When you’re in a serious relationship, it should go without saying that you’re supposed to involve your partner in big decisions.
Especially when it comes to selling the house you’ve both been living in.
For one person, it apparently did need saying, because they’ve landed in some pretty hot water with their wife after doing just that.
Taking to Reddit, they explained: ‘My wife and I have been married for many years, but before we got married, I had built up a substantial wealth. When we got married, I opted for a prenuptial agreement and complete separation of assets. She also had a significant pre-marital wealth.
‘Besides the house we currently live in, I still own a beautiful apartment in the same city that I usually rent out, but it’s currently vacant.
‘Over the past two years, we’ve had many discussions about moving to a smaller town and getting a house near the beach. Two months ago, we bought the house for our upcoming move. We’ve already made the renovations we wanted, bought furniture, and will be moving into the new house soon.’
So far, so normal.
The poster went on: ‘Since we won’t be living in this city anymore, I didn’t see a reason to keep the house we currently live in and sold it without notifying my wife. Considering it’s solely my asset, I didn’t see the need to inform her in advance. Plus, selling and buying property is always a stressful process.
‘On the day I finalised the sale, I told her that I had sold the house, and she was furious with me for not letting her know. She mentioned that she still needs a residence in this city and intends to come here frequently. I explained to her that I still have the apartment, which we can use whenever we need to be in the city, so there shouldn’t be an issue.’
But that didn’t exactly smooth everything over.
‘She remains upset with me,’ the poster goes on, ‘claiming that I didn’t treat her like a wife by not involving her in such an important decision.
‘On the other hand, I believe I didn’t leave her without an address in the city, and the house was always exclusively my asset, just as she has her own wealth. She argues that it’s a completely different situation because it’s the house we’ve been living in, and we’re moving in the next few days.’
The people in the comments were overwhelmingly on the wife’s side over her spouse.
One person wrote: ‘It does seem that you didn’t care what she thought about selling the place. You should’ve involved her, even if you think it is “your asset.”‘
‘This is your wife,’ wrote another, ‘whom you live with and presumably have for years, and you basically just pulled the rug out from under her.’
Someone else commented: ‘Cool it’s your money, but damn is she your partner or what?
‘If you can’t talk through life decisions with your life partner and treat her like an equal why did you get married?’
Later, the poster added an edit that reads: ‘I’m impressed that there are over 3,000 responses. Just to clarify a few things: We have about 45 days to move out of the house, and we already had our move to the new house scheduled for the upcoming days.

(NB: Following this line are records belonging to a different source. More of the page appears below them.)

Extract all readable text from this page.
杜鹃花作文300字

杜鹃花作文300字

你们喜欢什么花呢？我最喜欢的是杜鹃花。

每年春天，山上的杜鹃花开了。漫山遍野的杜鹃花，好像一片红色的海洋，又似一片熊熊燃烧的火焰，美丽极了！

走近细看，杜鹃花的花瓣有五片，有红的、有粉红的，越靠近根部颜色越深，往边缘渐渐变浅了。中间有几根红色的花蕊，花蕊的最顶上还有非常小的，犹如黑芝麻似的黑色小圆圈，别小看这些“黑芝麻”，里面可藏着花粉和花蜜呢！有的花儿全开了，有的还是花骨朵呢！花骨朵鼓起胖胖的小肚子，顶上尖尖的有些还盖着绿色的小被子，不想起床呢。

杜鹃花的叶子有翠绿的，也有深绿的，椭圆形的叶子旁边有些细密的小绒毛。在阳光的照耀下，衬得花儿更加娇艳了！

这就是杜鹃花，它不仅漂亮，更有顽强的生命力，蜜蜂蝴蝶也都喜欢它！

‘I thought she agreed to sell, as we both agreed that the house was too big and required a lot of maintenance. So selling it was always the next step.’
Indeed, having a good level of communication is vital if you want your relationship to work.
Mig Bennett, relationship counsellor at Therapy Finders previously told us: ‘The biggest reason for marriage breakdown, which trumps all in my experience, is not listening to each other, not feeling heard by the other, and therefore the connection they once had is frayed to the point of permanent rupture.
‘One of my favourite suggestions is that you can either be right, or you can be in a relationship.’